Reputation: 711
I have HTML as :
<span id="lbldiv" class="lbl" style="color:Blue;">
Division : First; Grand Total: 3861; Grand Max Total: 4600
</span>
I can extract the text : Division : First; Grand Total: 3861; Grand Max Total: 4600
by using the get_text
on the span element.
Is it possible to extract just the numbers - 3861
and 4600
from the text or get the characters(numbers) by skipping the alphabets using Beautiful Soup library in Python?
Upvotes: 1
Views: 714
Reputation: 1738
If your data is regular, and by the looks of it, it's key-value pairs separated by semi-colons. The function below will extract that into key-value tuples.
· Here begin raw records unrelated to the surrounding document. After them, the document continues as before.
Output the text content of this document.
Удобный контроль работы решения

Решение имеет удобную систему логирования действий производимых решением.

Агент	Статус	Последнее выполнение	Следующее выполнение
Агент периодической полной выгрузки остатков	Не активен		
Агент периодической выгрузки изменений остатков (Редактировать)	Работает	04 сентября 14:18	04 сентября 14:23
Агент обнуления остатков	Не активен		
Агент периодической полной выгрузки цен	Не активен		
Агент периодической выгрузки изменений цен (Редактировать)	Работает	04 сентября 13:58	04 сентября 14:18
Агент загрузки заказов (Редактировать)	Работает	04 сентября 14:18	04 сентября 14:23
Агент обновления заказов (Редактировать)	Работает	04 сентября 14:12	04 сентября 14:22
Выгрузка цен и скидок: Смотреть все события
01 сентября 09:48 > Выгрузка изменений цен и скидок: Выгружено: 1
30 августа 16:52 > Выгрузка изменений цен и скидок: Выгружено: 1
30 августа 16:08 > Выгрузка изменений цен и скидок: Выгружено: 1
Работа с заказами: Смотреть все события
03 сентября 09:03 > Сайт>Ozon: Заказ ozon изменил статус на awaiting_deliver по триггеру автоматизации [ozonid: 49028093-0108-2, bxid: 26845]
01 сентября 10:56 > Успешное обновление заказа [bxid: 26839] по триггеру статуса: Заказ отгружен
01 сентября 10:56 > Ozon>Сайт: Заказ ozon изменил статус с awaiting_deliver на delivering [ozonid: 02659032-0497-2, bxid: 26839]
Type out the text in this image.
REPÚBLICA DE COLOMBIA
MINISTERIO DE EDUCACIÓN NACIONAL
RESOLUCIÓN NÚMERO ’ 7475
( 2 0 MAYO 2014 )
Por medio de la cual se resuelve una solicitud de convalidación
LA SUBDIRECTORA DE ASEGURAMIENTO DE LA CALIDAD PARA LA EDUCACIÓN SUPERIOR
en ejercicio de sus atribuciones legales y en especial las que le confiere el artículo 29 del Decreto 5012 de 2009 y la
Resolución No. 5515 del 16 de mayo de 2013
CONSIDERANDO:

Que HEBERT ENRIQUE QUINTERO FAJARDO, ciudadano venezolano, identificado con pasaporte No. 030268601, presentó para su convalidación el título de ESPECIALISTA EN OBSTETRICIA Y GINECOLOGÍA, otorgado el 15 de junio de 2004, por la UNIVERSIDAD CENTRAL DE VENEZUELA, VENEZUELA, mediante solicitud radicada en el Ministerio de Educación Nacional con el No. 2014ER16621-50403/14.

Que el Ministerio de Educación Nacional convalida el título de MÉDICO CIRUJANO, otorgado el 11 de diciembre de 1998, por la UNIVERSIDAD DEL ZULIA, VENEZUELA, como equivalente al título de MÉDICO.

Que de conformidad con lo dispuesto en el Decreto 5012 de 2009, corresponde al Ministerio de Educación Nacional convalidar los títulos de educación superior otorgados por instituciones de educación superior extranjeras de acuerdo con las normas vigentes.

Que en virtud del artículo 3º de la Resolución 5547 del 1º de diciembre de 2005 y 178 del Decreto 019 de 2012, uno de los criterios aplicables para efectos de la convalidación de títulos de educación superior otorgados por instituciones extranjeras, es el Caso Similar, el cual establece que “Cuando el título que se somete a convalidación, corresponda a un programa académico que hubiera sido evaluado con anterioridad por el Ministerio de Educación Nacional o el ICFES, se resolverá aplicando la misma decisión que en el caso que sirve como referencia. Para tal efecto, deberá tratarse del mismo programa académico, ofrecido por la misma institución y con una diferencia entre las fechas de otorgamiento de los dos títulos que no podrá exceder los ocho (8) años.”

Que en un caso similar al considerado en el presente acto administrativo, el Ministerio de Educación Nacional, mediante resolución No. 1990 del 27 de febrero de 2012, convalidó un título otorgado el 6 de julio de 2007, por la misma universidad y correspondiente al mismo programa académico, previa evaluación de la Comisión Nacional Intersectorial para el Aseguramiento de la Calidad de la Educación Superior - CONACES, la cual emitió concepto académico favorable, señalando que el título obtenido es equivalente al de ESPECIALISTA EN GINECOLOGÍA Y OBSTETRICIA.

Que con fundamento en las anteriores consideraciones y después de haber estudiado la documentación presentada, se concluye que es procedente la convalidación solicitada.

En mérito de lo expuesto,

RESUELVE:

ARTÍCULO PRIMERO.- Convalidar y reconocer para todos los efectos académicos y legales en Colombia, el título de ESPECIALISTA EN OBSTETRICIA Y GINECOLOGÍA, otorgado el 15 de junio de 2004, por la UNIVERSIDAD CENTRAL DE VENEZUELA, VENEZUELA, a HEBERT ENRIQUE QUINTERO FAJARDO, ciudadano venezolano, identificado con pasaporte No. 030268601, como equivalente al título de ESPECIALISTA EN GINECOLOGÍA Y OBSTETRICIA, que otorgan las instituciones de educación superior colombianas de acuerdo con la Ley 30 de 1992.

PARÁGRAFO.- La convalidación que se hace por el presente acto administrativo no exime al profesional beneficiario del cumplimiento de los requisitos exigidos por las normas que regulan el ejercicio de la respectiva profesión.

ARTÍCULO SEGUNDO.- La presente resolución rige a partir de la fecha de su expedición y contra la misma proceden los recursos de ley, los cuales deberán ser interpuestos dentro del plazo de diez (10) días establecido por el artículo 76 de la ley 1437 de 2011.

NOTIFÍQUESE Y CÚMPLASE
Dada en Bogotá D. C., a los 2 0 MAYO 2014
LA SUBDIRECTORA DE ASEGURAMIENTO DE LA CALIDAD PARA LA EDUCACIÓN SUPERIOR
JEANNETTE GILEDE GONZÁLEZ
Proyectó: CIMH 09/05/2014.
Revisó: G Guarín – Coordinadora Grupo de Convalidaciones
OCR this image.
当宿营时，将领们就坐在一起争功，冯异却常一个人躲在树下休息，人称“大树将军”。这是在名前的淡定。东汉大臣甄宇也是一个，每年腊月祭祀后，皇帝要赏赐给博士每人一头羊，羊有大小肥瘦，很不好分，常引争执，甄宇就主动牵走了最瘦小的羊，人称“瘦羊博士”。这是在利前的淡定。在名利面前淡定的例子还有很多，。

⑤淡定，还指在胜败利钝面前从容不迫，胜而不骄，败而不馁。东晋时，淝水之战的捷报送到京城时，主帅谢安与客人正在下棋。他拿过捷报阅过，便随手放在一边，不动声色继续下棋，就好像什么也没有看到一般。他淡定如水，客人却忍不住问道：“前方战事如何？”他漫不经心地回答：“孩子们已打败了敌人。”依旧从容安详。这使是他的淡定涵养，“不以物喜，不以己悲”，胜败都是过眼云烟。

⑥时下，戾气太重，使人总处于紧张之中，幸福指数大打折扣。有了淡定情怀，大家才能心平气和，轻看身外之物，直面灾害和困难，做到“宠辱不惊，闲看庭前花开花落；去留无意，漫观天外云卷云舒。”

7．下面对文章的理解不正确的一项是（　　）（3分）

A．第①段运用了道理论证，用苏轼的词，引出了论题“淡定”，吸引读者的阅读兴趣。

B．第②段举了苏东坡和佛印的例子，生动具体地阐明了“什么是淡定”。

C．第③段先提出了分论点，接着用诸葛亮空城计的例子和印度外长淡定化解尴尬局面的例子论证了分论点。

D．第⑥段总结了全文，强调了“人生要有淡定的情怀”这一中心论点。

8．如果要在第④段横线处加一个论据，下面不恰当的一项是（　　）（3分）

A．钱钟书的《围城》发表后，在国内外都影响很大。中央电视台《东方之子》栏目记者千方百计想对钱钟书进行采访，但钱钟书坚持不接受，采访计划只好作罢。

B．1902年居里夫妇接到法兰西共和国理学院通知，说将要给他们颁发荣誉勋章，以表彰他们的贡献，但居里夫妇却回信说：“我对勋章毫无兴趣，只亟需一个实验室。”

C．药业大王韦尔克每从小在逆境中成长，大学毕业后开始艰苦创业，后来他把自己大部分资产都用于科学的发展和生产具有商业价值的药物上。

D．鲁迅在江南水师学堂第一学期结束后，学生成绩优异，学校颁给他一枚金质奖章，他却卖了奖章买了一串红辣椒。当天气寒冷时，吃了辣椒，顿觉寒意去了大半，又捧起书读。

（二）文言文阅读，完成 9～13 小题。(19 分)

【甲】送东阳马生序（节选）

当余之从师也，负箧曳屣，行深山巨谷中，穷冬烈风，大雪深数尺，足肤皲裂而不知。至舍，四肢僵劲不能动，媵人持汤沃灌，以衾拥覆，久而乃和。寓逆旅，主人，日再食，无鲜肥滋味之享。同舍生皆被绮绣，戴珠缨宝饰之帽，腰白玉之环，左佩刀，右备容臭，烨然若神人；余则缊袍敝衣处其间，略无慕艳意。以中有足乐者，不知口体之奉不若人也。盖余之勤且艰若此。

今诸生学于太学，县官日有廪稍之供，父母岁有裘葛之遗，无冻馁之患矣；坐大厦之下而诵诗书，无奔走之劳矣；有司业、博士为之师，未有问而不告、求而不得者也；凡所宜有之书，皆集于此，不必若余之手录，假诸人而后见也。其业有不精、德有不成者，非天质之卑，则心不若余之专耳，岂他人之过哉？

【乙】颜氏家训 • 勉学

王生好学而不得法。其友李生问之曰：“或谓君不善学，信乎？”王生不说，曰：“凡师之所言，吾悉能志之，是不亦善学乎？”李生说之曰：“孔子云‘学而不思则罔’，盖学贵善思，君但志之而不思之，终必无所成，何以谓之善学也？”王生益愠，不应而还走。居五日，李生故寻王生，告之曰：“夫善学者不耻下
You could then go through and extract only rows where there are numbers using something like the below.
def extract_kv_pairs(s):
"""Extract key value pairs seperated by colons and semi-colons."""
kvp = []
for r in s.split(';'):
k, v = r.split(':')
# is it an integer?
try:
# yes, convert it
v = int(v)
except ValueError:
# no, trim the string
v = v.strip()
kvp.append((k.strip(), v))
return kvp
s = 'Division : First; Grand Total: 3861; Grand Max Total: 4600'
kvp = extract_kv_pairs(s)
numeric_values = [p for p in kvp if isinstance(p[1], int)]
print(kvp)
# [('Division', 'First'), ('Grand Total', 3861), ('Grand Max Total', 4600)]
print(numeric_values)
# [('Grand Total', 3861), ('Grand Max Total', 4600)]
Upvotes: 1